Ini adalah kegiatan yang paling menarik bagi saya ketika berada di momen Lebaran. Karena, saat adanya halal bihalal di pendopo tersebut, saya dan warga Tulungagung lainnya dapat berjumpa dan berjabat tangan dengan orang-orang yang berperan penting terhadap kehidupan kabupaten ini. Salah satunya adalah dengan bupatinya.
Di area pendopo tersebut juga terdapat rumah dinas untuk bupatinya. Sehingga, akan cukup jarang bagi orang-orang biasa untuk dapat sekadar masuk ke area pendopo, jika tidak ada kaitannya dengan kegiatan yang diadakan oleh pihak pemerintah kabupaten. Beruntungnya pendopo Tulungagung ini selalu mengadakan halal bihalal ketika selesai shalat Id. Tepatnya acara ini dimulai pukul 8 pagi sampai selesai.
Setiap tahunnya, saya hampir selalu datang ke acara open house tersebut. Hanya di beberapa momen saja, saya pernah tidak dapat hadir. Ada yang dikarenakan telat mudik, ataupun juga karena sedang ada kegiatan lain pasca orang-orang 'turun' dari masjid. Beruntungnya, tahun ini saya dapat kembali menjalankan 'ritual' tersebut.
Meski tidak dapat bertemu dengan bupatinya melainkan dengan plt (pengambil alih tugas) bupatinya. Yaitu, Maryoto Birowo. Sosok yang saya ketahui selama masih bersekolah adalah orang yang sangat mudah ditemukan namanya di surat-surat ataupun hal-hal yang berkaitan dengan pendidikan di Tulungagung. Seingat saya, beliau saat itu menjabat sebagai Kepala Dinas Pendidikan Tulungagung.

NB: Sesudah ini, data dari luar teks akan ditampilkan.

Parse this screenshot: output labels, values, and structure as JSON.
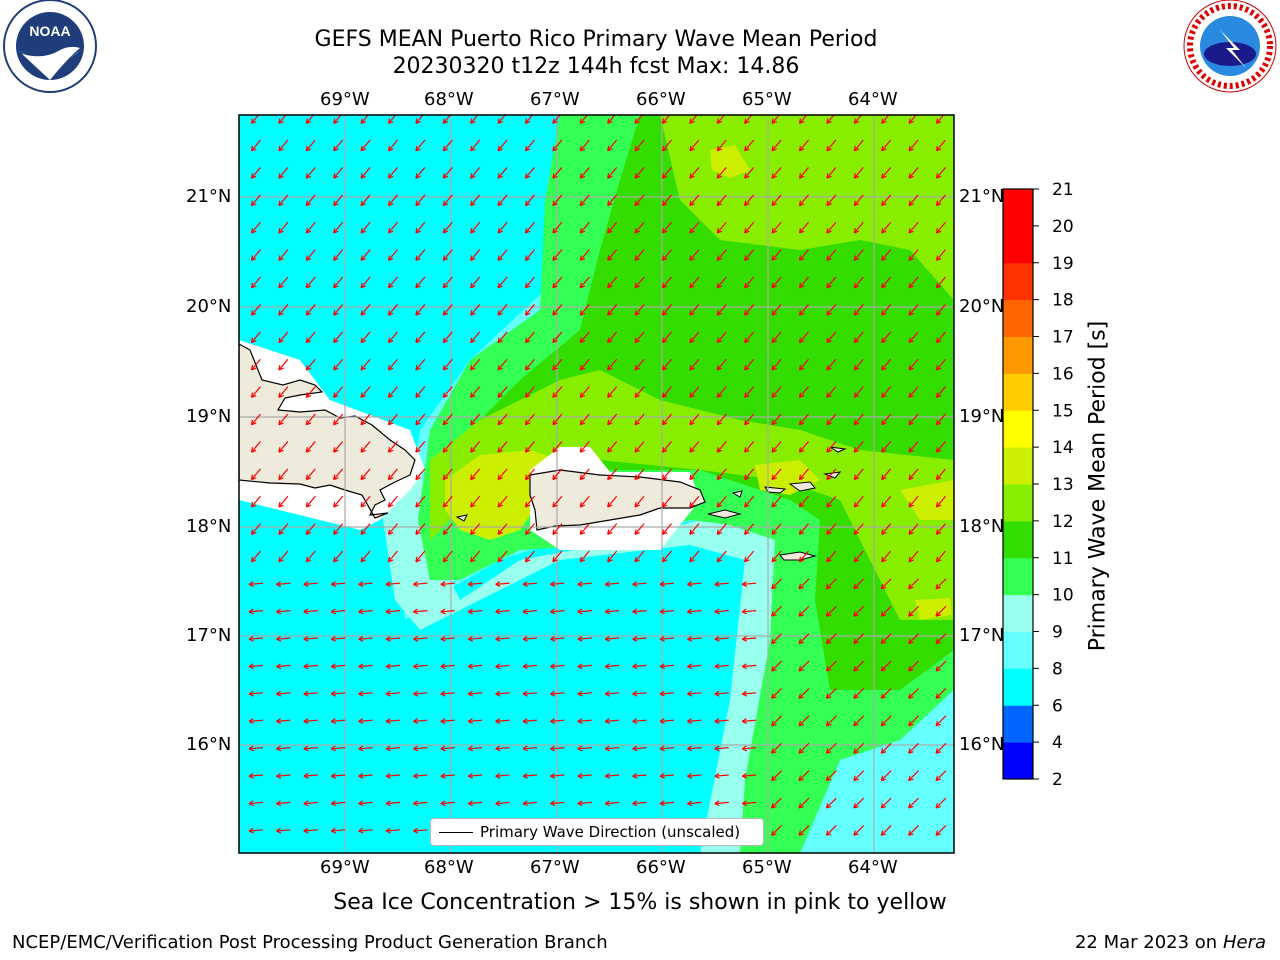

Lalu, saat halal bihalal seperti ini, saya juga akan melihat banyak makanan. Ketika masih kecil, saya juga awalnya kaget ketika melihat ada banyak makanan yang disajikan---dengan model prasmanan. Maklum, karena saya belum pernah melihat model prasmanan waktu itu. Karena, biasanya di setiap hajatan---pernikahan---yang ada di kampung, model penyajian makanannya adalah sudah siap santap. Sehingga, tidak seperti di halal bihalal ini---yang sebenarnya sudah biasa diadakan di pernikahan yang dihelat di hotel ataupun aula-aula umum.

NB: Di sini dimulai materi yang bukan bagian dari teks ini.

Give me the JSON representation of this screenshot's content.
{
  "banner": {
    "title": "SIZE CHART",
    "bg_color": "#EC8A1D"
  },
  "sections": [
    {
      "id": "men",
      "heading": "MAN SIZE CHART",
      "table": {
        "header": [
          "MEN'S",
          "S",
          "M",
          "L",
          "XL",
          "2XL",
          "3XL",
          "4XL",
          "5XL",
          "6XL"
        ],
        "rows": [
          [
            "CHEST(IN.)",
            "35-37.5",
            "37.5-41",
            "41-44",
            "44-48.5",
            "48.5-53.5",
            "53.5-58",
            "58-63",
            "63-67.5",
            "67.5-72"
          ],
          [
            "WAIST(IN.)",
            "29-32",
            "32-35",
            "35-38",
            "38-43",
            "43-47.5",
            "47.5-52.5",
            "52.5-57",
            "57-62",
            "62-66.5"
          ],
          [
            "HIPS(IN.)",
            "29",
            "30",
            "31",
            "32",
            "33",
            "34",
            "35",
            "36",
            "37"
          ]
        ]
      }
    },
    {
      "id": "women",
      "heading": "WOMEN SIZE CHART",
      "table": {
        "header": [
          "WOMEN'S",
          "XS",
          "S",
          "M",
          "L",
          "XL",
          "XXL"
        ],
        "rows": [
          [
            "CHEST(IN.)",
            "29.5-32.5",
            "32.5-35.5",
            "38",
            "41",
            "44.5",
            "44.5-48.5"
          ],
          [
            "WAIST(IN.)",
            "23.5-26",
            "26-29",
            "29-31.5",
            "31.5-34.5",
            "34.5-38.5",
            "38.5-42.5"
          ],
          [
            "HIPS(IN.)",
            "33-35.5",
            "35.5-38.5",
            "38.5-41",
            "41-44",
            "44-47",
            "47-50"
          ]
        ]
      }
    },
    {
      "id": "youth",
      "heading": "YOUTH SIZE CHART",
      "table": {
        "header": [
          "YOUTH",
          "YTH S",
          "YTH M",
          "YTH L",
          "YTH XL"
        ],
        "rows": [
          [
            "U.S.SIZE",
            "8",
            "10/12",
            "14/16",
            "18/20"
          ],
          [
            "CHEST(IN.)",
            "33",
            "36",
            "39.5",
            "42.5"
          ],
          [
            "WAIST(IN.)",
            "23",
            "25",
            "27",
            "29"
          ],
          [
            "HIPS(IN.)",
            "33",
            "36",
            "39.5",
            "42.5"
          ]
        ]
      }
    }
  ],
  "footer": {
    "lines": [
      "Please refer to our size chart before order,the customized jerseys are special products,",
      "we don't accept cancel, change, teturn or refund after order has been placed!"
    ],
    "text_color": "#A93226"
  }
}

Saya pada saat masih kecil juga sempat mendapatkan THR yang dibagikan untuk anak-anak kecil khususnya yang yatim. Kebetulan saat itu, saya mendapatkannya meski orang yang memberikan sempat bertanya pada orang di belakang saya---memastikan apakah saya masih SD. Secara perawakan badan, saya waktu itu masih bisa disebut anak SD karena berperawakan kecil (pendek). Namun, karena saya (mungkin) terlihat kalem, tenang, ataupun tidak berjingkrakan seperti anak-anak SD pada umumnya, maka saya diragukan masih SD.
Saya sudah lupa berapa nominal yang dibagikan di dalam amplop putih kecil saat itu. Namun, saya lebih merasa beruntung karena waktu itu di kampung saya, (sepertinya) hanya saya yang mendapatkannya. Sehingga, tidak hanya kenyang, saya juga bakal dapat membeli jajan selepas hari raya (hehehe).